1 Sep 2017

The power of prefab

From Nine To Noon, 9:21 am on 1 September 2017

It's predicted that by 2030 New Zealand will need 100,000 new homes - 70,000 of them in Auckland - to meet the demand for housing.

A prefabricated house being put together at Hobsonville Pt.

A prefabricated house being put together at Hobsonville Pt. Photo: Supplied / Fletcher Building

Would ramping up the construction of prefabs help address the accelerating housing shortage?

Prefab houses are 60 per cent quicker to build, cost 15 percent less, have fewer defects than traditional builds and are more sustainable, according to the industry body Prefab NZ, who for years has been pushing the benefits of off-site component manufacture.

Currently, 2 percent of complete buildings are fabricated, but in 10 years that is predicted to become 20 percent, chief executive Pamela Bell says.

Last week, Fletcher Living built a 170 square-metre house in just under 10 hours made largely of panels constructed off-site and assembled on a site at Auckland's Hobsonville Point.

So why has this method of construction, so prevalent elsewhere, remained so overlooked in New Zealand?

When it comes to building, New Zealand is "risk-averse", Bell says.

"We've been quite happy with the status quo.
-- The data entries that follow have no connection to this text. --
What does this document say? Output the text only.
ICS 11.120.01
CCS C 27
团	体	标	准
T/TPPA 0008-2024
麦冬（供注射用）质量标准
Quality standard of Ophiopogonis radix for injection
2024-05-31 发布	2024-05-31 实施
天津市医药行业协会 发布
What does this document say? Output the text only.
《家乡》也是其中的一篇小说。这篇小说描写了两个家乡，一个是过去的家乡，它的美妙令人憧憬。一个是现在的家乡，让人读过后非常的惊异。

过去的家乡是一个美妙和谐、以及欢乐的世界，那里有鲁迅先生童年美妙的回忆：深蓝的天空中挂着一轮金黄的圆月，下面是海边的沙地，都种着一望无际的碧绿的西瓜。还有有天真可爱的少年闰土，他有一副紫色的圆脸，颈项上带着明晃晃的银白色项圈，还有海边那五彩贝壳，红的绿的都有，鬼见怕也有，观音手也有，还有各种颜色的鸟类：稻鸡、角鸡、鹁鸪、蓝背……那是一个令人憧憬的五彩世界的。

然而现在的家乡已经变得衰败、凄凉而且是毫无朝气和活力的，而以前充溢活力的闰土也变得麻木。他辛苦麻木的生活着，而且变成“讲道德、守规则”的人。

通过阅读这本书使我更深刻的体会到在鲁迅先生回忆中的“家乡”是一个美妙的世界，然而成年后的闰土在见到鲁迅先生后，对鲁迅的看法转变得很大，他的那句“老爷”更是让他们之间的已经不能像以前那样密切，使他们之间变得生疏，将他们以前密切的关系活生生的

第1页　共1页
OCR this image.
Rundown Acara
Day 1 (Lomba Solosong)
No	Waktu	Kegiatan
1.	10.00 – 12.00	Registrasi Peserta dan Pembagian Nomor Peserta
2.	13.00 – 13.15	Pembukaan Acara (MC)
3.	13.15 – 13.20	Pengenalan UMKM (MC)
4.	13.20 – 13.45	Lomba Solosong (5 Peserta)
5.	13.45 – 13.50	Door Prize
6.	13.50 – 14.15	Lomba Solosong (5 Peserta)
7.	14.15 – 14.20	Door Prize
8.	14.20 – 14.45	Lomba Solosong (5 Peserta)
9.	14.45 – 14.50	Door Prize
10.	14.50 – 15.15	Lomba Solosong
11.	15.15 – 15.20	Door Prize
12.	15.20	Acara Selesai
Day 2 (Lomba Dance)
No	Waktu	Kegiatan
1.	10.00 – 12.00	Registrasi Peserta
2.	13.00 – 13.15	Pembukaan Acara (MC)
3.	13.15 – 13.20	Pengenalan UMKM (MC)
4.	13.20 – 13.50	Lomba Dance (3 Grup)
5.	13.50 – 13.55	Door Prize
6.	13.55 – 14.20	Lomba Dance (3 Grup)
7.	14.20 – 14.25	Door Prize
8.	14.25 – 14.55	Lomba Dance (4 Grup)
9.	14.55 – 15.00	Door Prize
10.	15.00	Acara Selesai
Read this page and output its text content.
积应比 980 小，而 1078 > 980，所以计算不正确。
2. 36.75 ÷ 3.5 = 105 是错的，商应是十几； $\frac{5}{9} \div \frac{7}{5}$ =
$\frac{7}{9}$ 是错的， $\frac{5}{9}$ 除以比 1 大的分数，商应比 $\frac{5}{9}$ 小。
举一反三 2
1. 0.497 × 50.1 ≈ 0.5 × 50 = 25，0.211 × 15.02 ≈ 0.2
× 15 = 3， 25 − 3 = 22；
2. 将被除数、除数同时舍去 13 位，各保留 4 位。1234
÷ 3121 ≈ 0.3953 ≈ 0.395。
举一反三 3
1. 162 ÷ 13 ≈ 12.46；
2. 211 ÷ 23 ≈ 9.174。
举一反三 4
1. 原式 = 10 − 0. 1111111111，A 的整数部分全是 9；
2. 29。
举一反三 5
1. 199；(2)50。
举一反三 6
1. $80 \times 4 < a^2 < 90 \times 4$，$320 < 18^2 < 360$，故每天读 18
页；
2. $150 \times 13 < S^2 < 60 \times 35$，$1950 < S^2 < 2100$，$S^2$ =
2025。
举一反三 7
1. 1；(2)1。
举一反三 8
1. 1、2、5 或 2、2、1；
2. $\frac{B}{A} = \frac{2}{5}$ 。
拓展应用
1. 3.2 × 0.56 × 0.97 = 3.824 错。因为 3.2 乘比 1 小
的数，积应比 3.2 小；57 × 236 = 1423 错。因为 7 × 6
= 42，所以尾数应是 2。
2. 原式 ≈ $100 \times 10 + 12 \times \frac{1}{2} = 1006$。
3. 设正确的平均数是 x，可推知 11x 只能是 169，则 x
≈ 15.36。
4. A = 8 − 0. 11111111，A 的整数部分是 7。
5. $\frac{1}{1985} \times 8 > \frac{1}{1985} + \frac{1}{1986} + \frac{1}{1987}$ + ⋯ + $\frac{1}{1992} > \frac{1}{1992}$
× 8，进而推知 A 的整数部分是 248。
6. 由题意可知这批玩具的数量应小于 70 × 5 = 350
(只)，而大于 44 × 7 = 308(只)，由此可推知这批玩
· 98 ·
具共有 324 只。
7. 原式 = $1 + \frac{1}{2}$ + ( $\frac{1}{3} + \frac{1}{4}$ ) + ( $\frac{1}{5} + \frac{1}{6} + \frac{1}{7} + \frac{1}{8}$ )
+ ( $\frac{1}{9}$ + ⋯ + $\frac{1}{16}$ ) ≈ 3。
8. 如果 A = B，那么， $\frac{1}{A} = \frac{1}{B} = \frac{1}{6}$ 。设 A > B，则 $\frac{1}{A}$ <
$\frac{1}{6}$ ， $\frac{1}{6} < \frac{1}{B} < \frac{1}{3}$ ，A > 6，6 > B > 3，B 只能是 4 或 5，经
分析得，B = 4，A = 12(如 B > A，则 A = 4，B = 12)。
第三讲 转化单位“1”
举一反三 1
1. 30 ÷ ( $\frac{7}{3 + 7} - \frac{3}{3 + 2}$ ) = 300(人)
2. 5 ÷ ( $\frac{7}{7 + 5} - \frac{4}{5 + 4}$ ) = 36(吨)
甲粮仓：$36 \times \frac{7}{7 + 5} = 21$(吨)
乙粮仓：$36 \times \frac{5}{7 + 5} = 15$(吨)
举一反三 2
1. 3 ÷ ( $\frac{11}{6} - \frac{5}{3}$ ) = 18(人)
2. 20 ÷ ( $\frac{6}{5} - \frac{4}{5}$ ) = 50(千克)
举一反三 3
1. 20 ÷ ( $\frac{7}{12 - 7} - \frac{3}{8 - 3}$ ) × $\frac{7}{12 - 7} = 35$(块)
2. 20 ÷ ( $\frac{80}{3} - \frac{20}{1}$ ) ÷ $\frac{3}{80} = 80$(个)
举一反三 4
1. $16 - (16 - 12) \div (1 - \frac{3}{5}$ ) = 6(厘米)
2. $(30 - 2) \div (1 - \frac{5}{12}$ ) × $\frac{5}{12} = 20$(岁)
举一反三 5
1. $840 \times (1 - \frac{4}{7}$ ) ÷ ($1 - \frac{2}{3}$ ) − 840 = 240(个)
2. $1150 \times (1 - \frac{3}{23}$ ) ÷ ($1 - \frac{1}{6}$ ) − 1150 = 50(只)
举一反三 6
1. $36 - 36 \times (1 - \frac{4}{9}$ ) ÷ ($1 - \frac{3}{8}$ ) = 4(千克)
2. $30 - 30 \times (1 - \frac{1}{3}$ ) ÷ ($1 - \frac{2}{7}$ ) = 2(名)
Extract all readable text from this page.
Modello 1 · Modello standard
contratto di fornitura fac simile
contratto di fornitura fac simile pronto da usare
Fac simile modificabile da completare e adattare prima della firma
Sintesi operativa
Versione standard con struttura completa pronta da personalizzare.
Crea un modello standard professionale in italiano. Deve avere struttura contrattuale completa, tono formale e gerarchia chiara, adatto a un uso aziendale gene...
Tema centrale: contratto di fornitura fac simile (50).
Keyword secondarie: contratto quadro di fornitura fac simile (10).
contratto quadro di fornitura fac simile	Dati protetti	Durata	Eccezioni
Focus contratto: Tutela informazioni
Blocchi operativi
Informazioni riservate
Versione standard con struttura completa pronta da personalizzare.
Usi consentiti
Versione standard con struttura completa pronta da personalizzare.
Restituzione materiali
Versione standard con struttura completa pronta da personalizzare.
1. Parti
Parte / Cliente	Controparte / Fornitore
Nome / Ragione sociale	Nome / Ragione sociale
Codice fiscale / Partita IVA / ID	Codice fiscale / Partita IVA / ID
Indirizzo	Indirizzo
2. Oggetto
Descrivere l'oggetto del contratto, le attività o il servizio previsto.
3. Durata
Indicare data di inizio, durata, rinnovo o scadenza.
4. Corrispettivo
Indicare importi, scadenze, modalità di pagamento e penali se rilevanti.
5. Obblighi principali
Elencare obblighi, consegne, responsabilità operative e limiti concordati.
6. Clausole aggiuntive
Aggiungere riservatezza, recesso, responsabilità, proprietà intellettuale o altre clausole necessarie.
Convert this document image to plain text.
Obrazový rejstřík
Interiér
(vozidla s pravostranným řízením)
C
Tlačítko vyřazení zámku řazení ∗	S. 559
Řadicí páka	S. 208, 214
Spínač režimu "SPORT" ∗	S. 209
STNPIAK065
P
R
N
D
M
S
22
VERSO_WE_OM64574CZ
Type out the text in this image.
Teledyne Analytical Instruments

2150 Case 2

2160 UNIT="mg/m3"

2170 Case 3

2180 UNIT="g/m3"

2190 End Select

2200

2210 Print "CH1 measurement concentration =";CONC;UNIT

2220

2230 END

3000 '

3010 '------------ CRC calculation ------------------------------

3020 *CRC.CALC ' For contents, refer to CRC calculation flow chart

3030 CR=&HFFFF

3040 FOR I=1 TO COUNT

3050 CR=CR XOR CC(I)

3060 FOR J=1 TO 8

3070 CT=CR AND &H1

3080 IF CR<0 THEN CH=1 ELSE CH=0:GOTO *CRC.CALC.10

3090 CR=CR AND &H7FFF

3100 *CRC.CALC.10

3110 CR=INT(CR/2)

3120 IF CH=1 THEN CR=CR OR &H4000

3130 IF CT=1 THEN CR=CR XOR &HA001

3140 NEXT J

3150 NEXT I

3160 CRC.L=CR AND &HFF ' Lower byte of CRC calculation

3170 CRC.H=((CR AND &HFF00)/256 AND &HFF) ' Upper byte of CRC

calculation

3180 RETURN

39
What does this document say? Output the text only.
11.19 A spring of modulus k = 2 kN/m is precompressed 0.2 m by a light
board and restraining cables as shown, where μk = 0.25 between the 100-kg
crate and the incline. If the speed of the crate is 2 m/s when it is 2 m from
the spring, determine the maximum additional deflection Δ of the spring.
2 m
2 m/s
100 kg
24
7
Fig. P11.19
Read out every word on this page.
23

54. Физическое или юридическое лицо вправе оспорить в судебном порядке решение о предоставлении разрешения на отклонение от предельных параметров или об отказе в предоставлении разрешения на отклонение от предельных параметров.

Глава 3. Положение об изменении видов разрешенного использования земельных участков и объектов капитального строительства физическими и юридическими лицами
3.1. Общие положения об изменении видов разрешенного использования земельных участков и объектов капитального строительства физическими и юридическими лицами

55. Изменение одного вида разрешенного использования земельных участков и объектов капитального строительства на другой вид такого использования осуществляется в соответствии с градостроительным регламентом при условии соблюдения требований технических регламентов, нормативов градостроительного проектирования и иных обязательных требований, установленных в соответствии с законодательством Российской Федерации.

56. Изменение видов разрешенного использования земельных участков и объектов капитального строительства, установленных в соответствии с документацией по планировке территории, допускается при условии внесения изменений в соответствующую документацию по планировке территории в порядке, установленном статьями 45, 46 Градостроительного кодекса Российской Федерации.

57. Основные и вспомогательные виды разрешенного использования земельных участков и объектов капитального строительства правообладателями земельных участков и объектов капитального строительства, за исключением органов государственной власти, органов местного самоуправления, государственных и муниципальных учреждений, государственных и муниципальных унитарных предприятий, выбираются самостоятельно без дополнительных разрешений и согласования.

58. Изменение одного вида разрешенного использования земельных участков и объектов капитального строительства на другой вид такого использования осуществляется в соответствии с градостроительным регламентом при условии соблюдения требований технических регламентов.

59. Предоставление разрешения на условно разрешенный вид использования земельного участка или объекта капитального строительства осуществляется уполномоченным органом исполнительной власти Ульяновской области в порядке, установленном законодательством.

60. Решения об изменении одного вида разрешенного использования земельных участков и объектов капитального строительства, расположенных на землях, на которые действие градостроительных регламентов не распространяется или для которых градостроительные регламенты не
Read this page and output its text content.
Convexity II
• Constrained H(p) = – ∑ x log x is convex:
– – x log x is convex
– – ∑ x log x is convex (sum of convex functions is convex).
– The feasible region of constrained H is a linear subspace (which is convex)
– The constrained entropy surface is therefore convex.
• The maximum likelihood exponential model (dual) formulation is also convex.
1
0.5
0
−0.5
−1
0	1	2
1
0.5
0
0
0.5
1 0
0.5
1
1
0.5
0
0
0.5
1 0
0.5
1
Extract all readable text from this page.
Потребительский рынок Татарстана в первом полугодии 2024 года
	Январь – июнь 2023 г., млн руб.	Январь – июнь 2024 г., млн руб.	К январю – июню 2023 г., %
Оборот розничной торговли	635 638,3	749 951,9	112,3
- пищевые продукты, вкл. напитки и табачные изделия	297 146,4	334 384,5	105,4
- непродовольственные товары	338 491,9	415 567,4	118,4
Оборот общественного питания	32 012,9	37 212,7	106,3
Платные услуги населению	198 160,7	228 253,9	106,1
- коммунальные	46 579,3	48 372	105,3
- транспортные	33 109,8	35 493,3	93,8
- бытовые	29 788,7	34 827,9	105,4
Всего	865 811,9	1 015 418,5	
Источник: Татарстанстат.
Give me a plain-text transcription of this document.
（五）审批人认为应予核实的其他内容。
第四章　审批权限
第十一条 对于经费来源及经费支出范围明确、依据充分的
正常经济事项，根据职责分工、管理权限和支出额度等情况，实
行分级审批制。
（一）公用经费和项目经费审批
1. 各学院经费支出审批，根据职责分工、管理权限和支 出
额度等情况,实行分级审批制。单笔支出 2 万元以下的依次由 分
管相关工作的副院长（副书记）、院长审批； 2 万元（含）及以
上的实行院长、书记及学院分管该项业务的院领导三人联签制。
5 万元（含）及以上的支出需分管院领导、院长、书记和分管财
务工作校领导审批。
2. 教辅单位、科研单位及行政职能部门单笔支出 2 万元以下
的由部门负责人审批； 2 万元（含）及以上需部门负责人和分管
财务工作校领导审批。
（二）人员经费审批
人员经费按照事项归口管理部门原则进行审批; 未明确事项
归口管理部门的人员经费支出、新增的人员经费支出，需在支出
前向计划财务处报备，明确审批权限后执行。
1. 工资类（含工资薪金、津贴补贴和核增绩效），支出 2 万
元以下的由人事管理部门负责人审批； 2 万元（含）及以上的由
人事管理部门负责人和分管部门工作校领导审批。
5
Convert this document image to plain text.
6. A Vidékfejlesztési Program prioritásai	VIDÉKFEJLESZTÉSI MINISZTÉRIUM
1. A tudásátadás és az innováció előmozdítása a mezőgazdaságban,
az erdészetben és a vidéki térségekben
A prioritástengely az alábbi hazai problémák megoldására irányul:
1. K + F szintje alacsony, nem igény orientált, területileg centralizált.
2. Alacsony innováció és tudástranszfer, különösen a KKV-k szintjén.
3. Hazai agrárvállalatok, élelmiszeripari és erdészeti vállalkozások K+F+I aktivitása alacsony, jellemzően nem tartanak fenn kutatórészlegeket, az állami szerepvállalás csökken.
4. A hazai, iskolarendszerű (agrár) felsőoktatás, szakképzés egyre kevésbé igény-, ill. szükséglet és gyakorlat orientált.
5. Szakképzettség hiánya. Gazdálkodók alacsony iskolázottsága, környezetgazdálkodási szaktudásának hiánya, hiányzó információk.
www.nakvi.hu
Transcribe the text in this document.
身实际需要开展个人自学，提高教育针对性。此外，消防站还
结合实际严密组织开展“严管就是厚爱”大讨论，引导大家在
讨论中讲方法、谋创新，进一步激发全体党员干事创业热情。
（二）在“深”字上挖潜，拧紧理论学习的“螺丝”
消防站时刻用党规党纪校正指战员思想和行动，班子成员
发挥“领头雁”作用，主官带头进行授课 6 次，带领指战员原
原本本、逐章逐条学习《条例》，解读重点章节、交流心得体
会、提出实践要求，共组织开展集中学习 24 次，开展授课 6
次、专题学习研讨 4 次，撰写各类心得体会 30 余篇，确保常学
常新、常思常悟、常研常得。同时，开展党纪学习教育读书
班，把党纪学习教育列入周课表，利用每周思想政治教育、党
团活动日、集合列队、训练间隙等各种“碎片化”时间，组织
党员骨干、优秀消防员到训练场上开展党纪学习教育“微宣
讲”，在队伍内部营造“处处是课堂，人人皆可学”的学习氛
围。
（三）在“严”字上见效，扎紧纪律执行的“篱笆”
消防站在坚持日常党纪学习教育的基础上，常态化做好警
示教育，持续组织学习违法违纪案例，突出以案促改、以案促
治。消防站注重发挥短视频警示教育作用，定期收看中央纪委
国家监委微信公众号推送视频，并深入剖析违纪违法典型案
There's an aversion to risk and doing new things when actually we're making quite good profits the way we operate at the moment in the traditional building sector."

Prefab techniques are long-established in countries such as Sweden, Austria, Germany and Japan - and New Zealand has some catching up to do, she says.

"They've been going for 60 years. We're nearly there, what we are missing is a visible demand. There is a lot of potential for Housing New Zealand."

Compared with manufacturing, traditional house-building is very inefficient and off-site fabrication is more suited to the yacht building industry, she says.

"In Japan, one factory churns out as many houses as we build in an entire year, over 25,000. They will tell you also that no two are alike."

Prefabricated houses in Germany and Japan have a 30-year guarantee, while new builds in New Zealand have a one-year guarantee, she says.

Such long guarantees are possible because quality can be controlled in a factory in ways that are not possible on-site. A roof can made at floor level, for example.

"In New Zealand we go for the lowest cost [for building] up front. We need to look at all-of-life costs," she says.